Pubokoksigeus, transvers perineal kaslar, Gluteus maksimus flepleri, palmaris longus
26
ve sartorius kasları benzer amaçlar için kullanıldı. Ancak sonuçlar tatmin edici
olmadı25. Dinlenme ve sıkma basınçlarında yeterli iyileşme sağlayamayan teknikler,
1963 Yılında Caldwell tarafından stimülasyon veren elektrot implantasyonunun
bildirilmesi ile yeniden gündeme geldi57.
Anal serklaj ( Thiersch ): İlk kez 1891 yılında Carl Thiersch tarafından
tanımlanan bu yöntem orijinal olarak rektal prolapsus tedavisinde kullanılmıştır.
Bununla birlikte primer onarım yapılamayacak kadar ciddi sfinkter yaralanmalarında
sfinkter mekanizmasını desteklemek için uygulanmıştır. Anal kanalı daraltmak için cilt
altına sirküler, absorbe olmayan bir materyal yerleştirilmesi esasına dayanır. Bu amaçla
gümüş tel, çelik tel, naylon, Mersilen, Dakron, Polypropylene mesh, Teflon, fasya lata,
silikon bant ve kauçuk kullanılabilir. Daha tatmin edici sonuçları bulunan girişimlerin
olması nedeni ile günümüzde yaşlı, yüksek riskli, diğer ameliyat prosedürlerini kabul
etmeyen hastalar için bir alternatif olarak kullanılmaktadır15, 18, 59.
Gluteus transpozisyonu: Gluteus maximus kasının medial segmentleri tek taraflı
veya bilateral olarak anal kanal çevresine sarılarak serbest uçlar konturlateralde
sütürlenir. Sfinkter rekonstrüksiyonunda sinir iletimi bozulmamış bir kas
kullanıldığından dinlenme ve ıkınma basınçları arttırılmış olur. Morbiditesi yüksek olan
bu tekniğin etkinliği, elektriksel uyarı uygulandığında bile düşük bulunmuştur34, 46, 58.
Gracilis transpozisyonu: Bacağın addüksiyonunu sağlayan grasilis kası, uyluk iç
yüzüne yapılan 3 kesi ile, nörovasküler bağlantıları korunarak serbestleştirilir. Perianal
bölgede yapılan 2 lateral veya tek bir anterior kesi yardımıyla oluşturulan tünelden
geçirilerek anüs etrafına sarılır ve karşı tuber iski koluna tespit edilir.
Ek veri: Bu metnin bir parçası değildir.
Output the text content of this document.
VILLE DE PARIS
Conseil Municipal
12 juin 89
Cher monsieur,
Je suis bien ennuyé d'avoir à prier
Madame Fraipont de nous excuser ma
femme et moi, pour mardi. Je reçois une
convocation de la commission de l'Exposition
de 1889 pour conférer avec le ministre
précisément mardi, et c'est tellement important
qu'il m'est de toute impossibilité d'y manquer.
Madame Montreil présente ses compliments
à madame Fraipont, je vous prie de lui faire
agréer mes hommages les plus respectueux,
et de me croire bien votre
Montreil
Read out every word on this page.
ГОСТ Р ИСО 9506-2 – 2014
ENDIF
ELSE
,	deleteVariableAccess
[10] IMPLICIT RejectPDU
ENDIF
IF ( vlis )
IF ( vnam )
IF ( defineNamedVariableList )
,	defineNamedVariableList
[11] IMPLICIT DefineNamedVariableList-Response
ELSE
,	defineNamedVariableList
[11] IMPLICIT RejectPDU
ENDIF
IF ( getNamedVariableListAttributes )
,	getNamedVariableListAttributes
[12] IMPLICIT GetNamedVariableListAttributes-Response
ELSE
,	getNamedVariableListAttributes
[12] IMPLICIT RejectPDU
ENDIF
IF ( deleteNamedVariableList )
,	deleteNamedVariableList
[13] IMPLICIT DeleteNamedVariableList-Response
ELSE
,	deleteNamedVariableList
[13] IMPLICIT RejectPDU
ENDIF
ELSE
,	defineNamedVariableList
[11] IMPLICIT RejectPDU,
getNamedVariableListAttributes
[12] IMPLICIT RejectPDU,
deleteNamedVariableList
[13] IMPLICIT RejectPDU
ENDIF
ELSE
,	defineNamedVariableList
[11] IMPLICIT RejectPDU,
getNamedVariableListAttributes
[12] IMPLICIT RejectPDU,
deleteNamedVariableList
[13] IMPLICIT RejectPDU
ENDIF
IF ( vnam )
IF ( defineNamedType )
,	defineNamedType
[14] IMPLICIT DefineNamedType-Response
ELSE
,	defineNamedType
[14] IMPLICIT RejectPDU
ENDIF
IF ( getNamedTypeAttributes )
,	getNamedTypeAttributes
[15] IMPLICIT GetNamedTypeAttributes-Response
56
Yeni sfinkterin
gerginliği bir dilatatör ya da parmak aracılığı ile kontrol edilir. Kasın istemli kasılması
sıkma basıncında artışa ve kontinansta düzelmeye neden olur.
Yapılan elektrofizyolojik çalışmalar; sürekli elektriksel uyarıya maruz kalan çizgili
kas liflerinin zamanla çabuk yorulmayan ve daha uzun süreli kasılabilen tip 1 liflere
dönüştüğünü göstermiştir. Buna dayanarak geliştirilen dinamik grasiloplastide, kasın
elektriksel uyarımını sağlamak için 2 adet elektrot nörovasküler pakete en yakın yere
yerleştirilir. Elektrot kabloları karın ön duvarına tünelize edilerek bir jeneratöre
bağlanır. 6 - 8 Hafta programlanır ve sonrasında grasilis kasının tonik kontraksiyona
geçtiği gözlenir. Defekasyonun gerçekleştirilmesi için jeneratörün kapatılması yeterli
olur12, 18, 25, 46.
27
Yapay anal sfinkter: Sfinkter tamiri mümkün olmayan son dönem kalıcı fekal
inkontinans tedavisi için alternatif bir tedavi seçeneğidir. Artificial Bowel Sphincter
( ABS ) en yaygın kullanılan sistemdir. İlk kez 1987’de Christensen ve Lorentzen
tarafından anal inkontinans tedavisinde kullanılmıştır23. Bu teknikte hidrolik bir kaf
anal kanal etrafına implante edilir. Pubis üstü kesiyle yerleştirilen basınç pompası ve
izotonik sıvı rezervuarı, hidrolik kaf ile ilişiklendirilir. Sıvı rezervuarının kontrol
mekanizması erkekte skrotum, kadında labiuma yerleştirilir. Sistem aktive olduğunda
rezervuardaki hidrolik basınç kafı doldurarak kontinansı sağlar. Defekasyon sırasında
kontrol mekanizması hasta tarafından aktive edilerek sfinkter söndürülür ve boşaltıma
izin verilir.
Şekil 4. Yapay anal sfinkterin şematik resmi23.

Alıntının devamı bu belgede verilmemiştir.